Trotz Nachtschicht gesund und glücklich: Wie Visualisierung dein Leben verändert!

Ich erinnere mich noch gut an die Zeit, in der ich mir nicht mehr vorstellen konnte, jemals wieder richtig ausgeruht, zufrieden oder leicht zu leben. Alles drehte sich um die Nachtschicht, Termine, Müdigkeit – und darum, einfach zu funktionieren. 

Mit 24 Jahren war es für mich unvorstellbar, glücklich und gesund zu sein. Ich war im Nachtmodus einfach nur müde und traurig.

Einige Jahre später, mit 30, war ich an einem anderen Punkt in meinem Leben angekommen. Ich hatte mich bewusst für einen Nachtdienst entschieden – in einem Heim für Menschen mit Mehrfachbehinderung. Der Arbeitsweg war kurz, die Aufgaben erfüllend, das Team angenehm, der Lohn fair.

Nur eines passte nicht ganz: Es war eben wieder Nachtarbeit. Und doch stellte ich mir diesmal eine andere Frage: Was, wenn es trotzdem möglich ist? Was, wenn ich auch mit Nachtarbeit ein gutes, gesundes und zufriedenes Leben führen kann?
Vielleicht sogar ein glückliches?

Und sie können auch bei dir etwas bewegen. Wenn du dir ausmalst, wie dein Leben aussehen könnte, öffnest du innerlich einen neuen Raum – für Hoffnung, Veränderung und Handlung. Du richtest dich nicht nur auf das aus, was gerade ist, sondern auf das, was möglich werden darf.

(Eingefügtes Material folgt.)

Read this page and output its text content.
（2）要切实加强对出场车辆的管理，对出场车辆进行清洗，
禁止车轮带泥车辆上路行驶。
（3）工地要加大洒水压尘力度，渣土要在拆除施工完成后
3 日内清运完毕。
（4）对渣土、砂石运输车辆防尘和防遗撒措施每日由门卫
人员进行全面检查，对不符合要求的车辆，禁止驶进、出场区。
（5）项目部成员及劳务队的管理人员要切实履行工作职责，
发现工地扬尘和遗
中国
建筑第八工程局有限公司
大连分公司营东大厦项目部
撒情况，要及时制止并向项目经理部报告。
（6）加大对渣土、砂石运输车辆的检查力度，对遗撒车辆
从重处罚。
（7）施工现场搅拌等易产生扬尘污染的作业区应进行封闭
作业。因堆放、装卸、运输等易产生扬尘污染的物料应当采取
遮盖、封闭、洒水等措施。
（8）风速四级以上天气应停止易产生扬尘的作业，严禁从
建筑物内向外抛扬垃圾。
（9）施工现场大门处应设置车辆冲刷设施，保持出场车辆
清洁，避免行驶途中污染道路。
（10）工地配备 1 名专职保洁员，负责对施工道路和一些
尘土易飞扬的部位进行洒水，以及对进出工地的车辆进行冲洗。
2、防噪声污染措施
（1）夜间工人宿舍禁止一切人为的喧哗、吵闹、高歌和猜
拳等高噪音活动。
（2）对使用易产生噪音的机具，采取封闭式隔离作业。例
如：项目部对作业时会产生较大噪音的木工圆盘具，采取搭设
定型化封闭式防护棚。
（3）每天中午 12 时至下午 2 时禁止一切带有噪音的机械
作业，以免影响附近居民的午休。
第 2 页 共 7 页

Gerade in Zeiten der Erschöpfung vergessen wir oft, dass wir träumen dürfen. Dass wir uns ein anderes, leichteres Leben vorstellen dürfen. Und dass Veränderung immer mit einem Gedanken beginnt.

Visualisierung ist kein „Magie-Trick“. Sie ist ein kraftvoller Schritt, dir selbst zu erlauben, Träume zu haben. Wenn du klar vor Augen hast, wohin du möchtest, kannst du deinen Weg dorthin finden – Schritt für Schritt.

Auch in Psychologie und Religion ist das Visualisieren tief verankert. Ich persönlich bete jeden Tag. Und wenn ich Gott um etwas bitte, stelle ich mir das, worum ich bitte, ganz konkret vor – wie es aussieht, wie es sich anfühlt.

Für mich ist das eine Form der Visualisierung. Und bisher durfte ich erleben: Es funktioniert. Nicht immer sofort, aber auf eine Weise, die mich weiterbringt.

Träume von deinem Leben, so wie du es dir wünschst. Male dir aus, wie du leben möchtest – in einer Meditation, in deinem Gebet oder einfach als Tagtraum. Du darfst gross denken. Du darfst mutig träumen. Deine Wünsche zeigen dir, was dir wirklich wichtig ist – sie sind Wegweiser für dein Leben.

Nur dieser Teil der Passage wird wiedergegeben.